Tuesday, February 21, 2012

Miserable? No way

    My wife says I'm miserable when my team loses, and miserable when my team wins.
    Which makes me ... pretty happy. Which makes me a fan.
     After further review, I will say that I would rather be a helluva lot more miserable winning than losing. Give me another World Series title for the Yankees or a national football championship for LSU, and I will be perfectly content ... for a few months anyway.
     But I admit that I'm not much fun to be around when games are on and I'm absorbed in them. My family knows this, many of my friends do, and I know my co-workers do.
     Watching LSU football this fall with one of my son Jason's friends for the first time, he told Jay afterward that I was the "worst" fan he'd ever seen, or words to that effect.
      I respectfully disagree. Aw, heck, I don't do it respectfully. That's just wrong.
      Substitute "intense" for "worst." Or "most caring." Or "critical."
      I'm demanding of my team's players, and of my team's performance. I expect perfection (and somehow it rarely happens). I'm grateful when my team wins, but not satisfied with a subpar showing.
     I'm a nervous fan, and I can be terribly emotional. Furniture, garbage cans, objects on a desk are not safe in my presence. I'll scream. Language is often out of bounds.
     I'm quick to pick up on things happening on and off the field, love trying to guess what coaches and managers are thinking, and trying to anticipate what strategy comes next. What comes with that is a running conversation, mostly with myself. I don't really need the TV announcers (and there are not that many I like anyway).
      But the running conversation does irritate people watching with me.
      So if I'm watching, say, a Dallas Mavericks' game with my wife -- who is a huge Mavs' fan (and I am not particularly an NBA fan) -- she will just tell me to "shut up" or "go somewhere else." And Jason, during LSU games, will say, "Dad, don't start with that negativity."
      I don't see it as "negative," but ...
     OK, I apologize to those who have been through the experience. A one-time apology, that's it.
      Bottom line: If it's a team I really care about -- the Yankees, LSU football, the Dutch soccer team -- I'd rather watch by myself. (The Dallas Cowboys used to be in that category, but Tom Landry doesn't coach them anymore.)
      I am, however, a much more subdued fan if I'm watching a game in person. And there have been times in the past decade when I've had 93,000 or so people in the stands with me. There's nothing quite like LSU football.
I can watch games in this place with 93,000 of my best friends.
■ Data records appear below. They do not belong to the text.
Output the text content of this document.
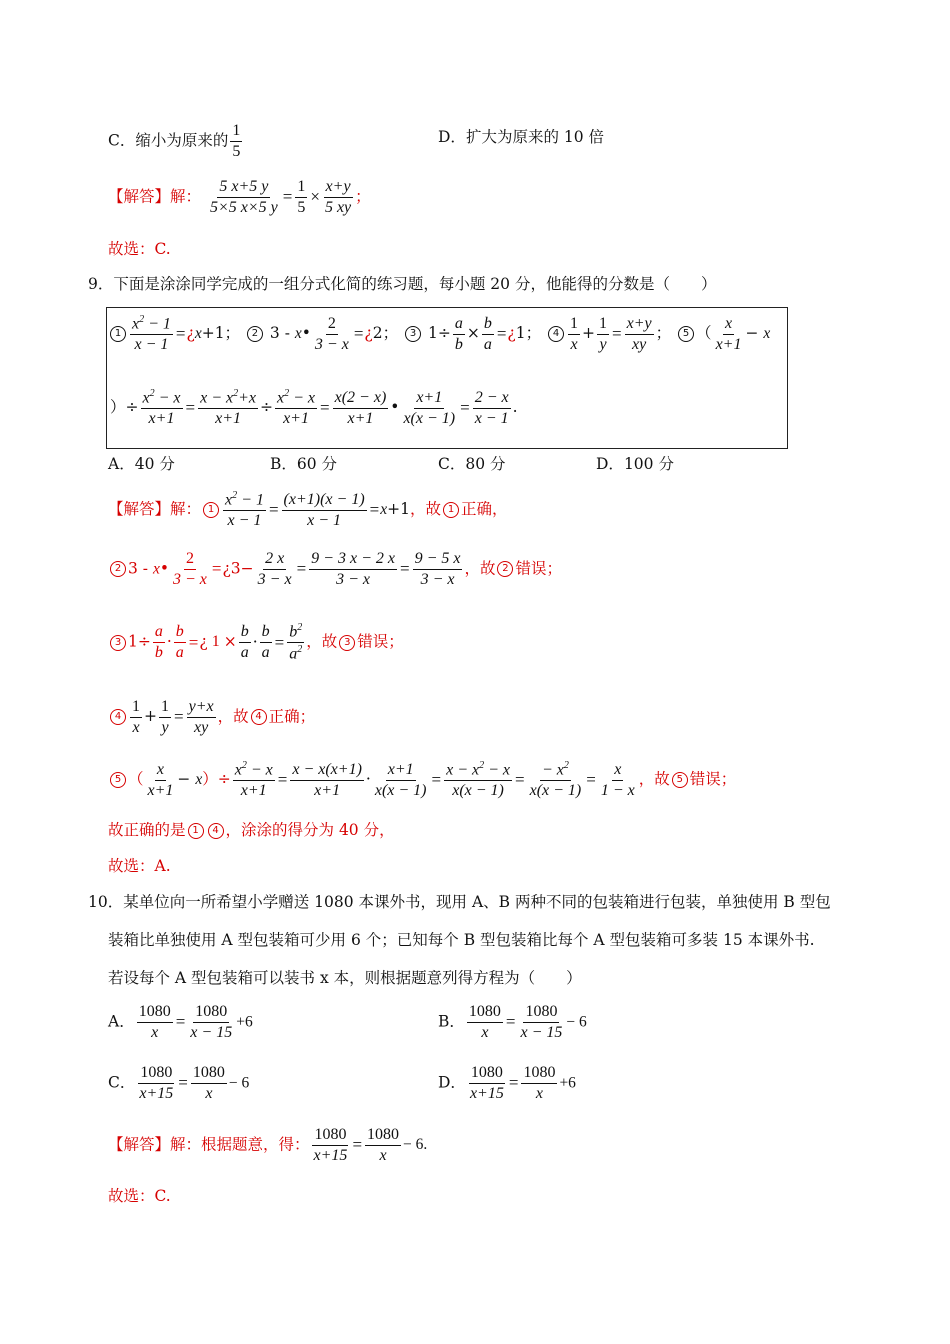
C．缩小为原来的 $\frac{1}{5}$	D．扩大为原来的 10 倍
【解答】解： $\frac{5 x+5 y}{5\times 5 x\times 5 y} = \frac{1}{5} \times \frac{x+y}{5 xy}$ ；
故选：C.
9．下面是涂涂同学完成的一组分式化简的练习题，每小题 20 分，他能得的分数是（　　）
$1 \frac{x^2 - 1}{x - 1}$ =¿x+1； 2 3 - x• $\frac{2}{3 - x}$ =¿2； 3 $1\div \frac{a}{b} \times \frac{b}{a}$ =¿1； $4 \frac{1}{x} + \frac{1}{y} = \frac{x+y}{xy}$ ； 5 （ $\frac{x}{x+1} - x$
）÷ $\frac{x^2 - x}{x+1} = \frac{x - x^2+x}{x+1} \div \frac{x^2 - x}{x+1} = \frac{x(2 - x)}{x+1}$ • $\frac{x+1}{x(x - 1)} = \frac{2 - x}{x - 1}$ .
A．40 分	B．60 分	C．80 分	D．100 分
【解答】解： $1 \frac{x^2 - 1}{x - 1} = \frac{(x+1)(x - 1)}{x - 1} =x+1$，故 1 正确，
2 3 - x• $\frac{2}{3 - x}$ =¿3− $\frac{2 x}{3 - x} = \frac{9 - 3 x - 2 x}{3 - x} = \frac{9 - 5 x}{3 - x}$ ，故 2 错误；
3 $1\div \frac{a}{b} \cdot \frac{b}{a}$ =¿ $1 \times \frac{b}{a} \cdot \frac{b}{a} = \frac{b^2}{a^2}$ ，故 3 错误；
$4 \frac{1}{x} + \frac{1}{y} = \frac{y+x}{xy}$ ，故 4 正确；
5 （ $\frac{x}{x+1} - x)\div \frac{x^2 - x}{x+1} = \frac{x - x(x+1)}{x+1} \cdot \frac{x+1}{x(x - 1)} = \frac{x - x^2 - x}{x(x - 1)} = \frac{- x^2}{x(x - 1)} = \frac{x}{1 - x}$ ，故 5 错误；
故正确的是 1 4 ，涂涂的得分为 40 分，
故选：A.
10．某单位向一所希望小学赠送 1080 本课外书，现用 A、B 两种不同的包装箱进行包装，单独使用 B 型包
装箱比单独使用 A 型包装箱可少用 6 个；已知每个 B 型包装箱比每个 A 型包装箱可多装 15 本课外书.
若设每个 A 型包装箱可以装书 x 本，则根据题意列得方程为（　　）
A． $\frac{1080}{x} = \frac{1080}{x - 15} +6$	B． $\frac{1080}{x} = \frac{1080}{x - 15} - 6$
C． $\frac{1080}{x+15} = \frac{1080}{x} - 6$	D． $\frac{1080}{x+15} = \frac{1080}{x} +6$
【解答】解：根据题意，得： $\frac{1080}{x+15} = \frac{1080}{x} - 6$.
故选：C.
   Sometimes in the heat of a great game, I can be totally absorbed. Such was the case in the greatest college football game I've witnessed -- No. 1 undefeated LSU 28, No. 9 defending national champion Florida 24, at Tiger Stadium in 2007.
       That was the night LSU three times was behind by 10 points (10-0, 17-7, 24-14), when Tim Tebow ran off to the dressing room at halftime doing the Gator chop, when Les Miles went 5-for-5 on fourth-down gambles -- a couple on LSU's game-winning, 60-yard drive to Jacob Hester's dive into the end zone (on the end where we were sitting) with 1:09 remaining.
      Through that whole final drive, the crowd was in an uproar, as it was when Florida's last-second pass to the end zone fell incomplete.
     When it was over, Jay turned to me and said, "Dad, you didn't say a word the whole time."
      "I couldn't talk," I answered, "because I wasn't breathing."
      That night I was a miserably happy fan.